The band Big Joanie wrote: “Our band, Big Joanie, are descendants of Caribbean and African migrants, our community has been scarred by the stories of people in our community forcibly removed and deported for nothing more than an error by the Home Office. You are not an ally to our community as long as you enable forced deportations. We ask that you cease this immediately and join others in refusing to participate in a merciless and heartless practice.”
One British Airways customer wrote: “Before this [campaign], I did not know you facilitated deportations. I have travelled with you before, and enjoyed the experience, but I cannot in good conscience do this again for as long as you support this unjust practice.”

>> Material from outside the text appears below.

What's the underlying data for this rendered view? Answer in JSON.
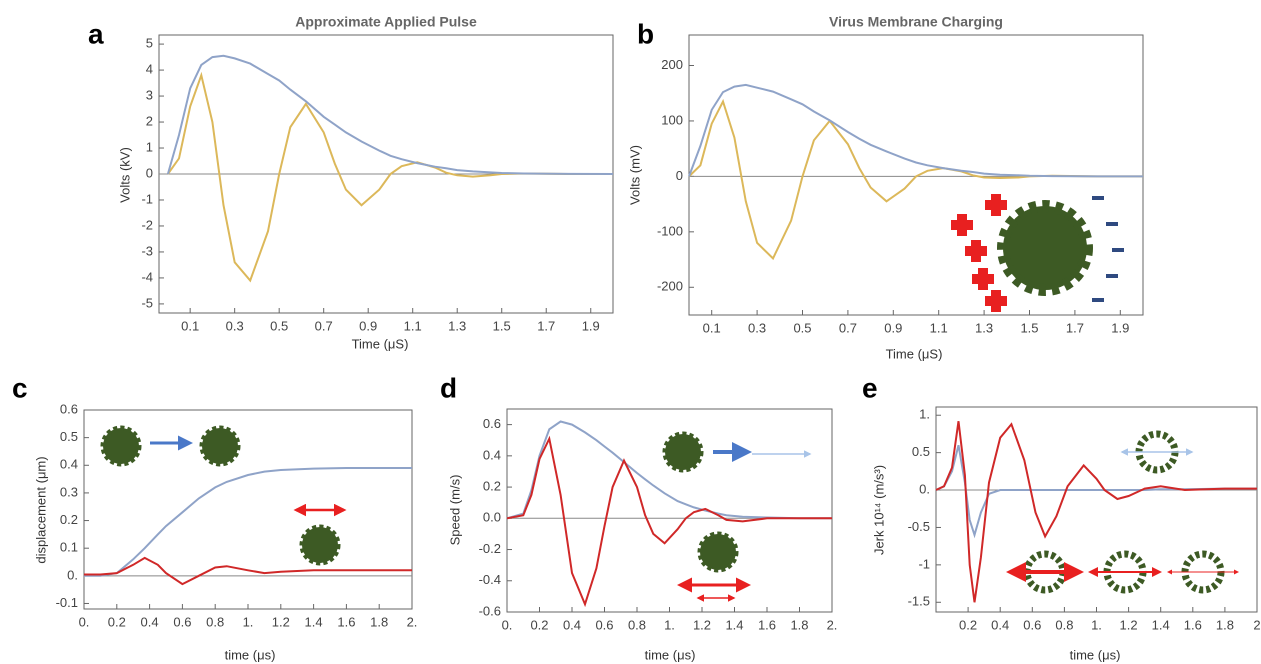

In 2017, activists from LGSMigrants and other groups made headlines by grounding a charter deportation flight from Stansted airport. The government continues to charter planes specifically to deport groups of vulnerable migrants, but also deports individuals on commercial passenger flights through contracts with airlines like British Airways. BA has been responsible for carrying countless deportees, and several years ago, an Angolan passenger, Jimmy Mubenga, died on a BA deportation flight.
With this letter campaign, LGSMigrants are increasing the pressure on BA, following a series of actions including an ad hack on the London Underground, a Tinder bot placed at airports, the disruption of an Airlines UK industry dinner and the launch of the British Airways exhibition at the Saatchi Gallery.
After pressure from LGSMigrants and others, Virgin Atlantic cancelled their contract for deportations with the Home Office in 2018. Now the group are calling on BA and other airlines to follow suit.
LGSMigrants spokesperson Sam Björn said: “We don’t know what British values BA think they’re celebrating with this centenary campaign, but we won’t let them whitewash their legacy of supporting the racist hostile environment and enabling the Windrush scandal by claiming to embody them.”
LGSMigrants are calling the public to tweet BA with #DearBA asking them to end their deportation contracts.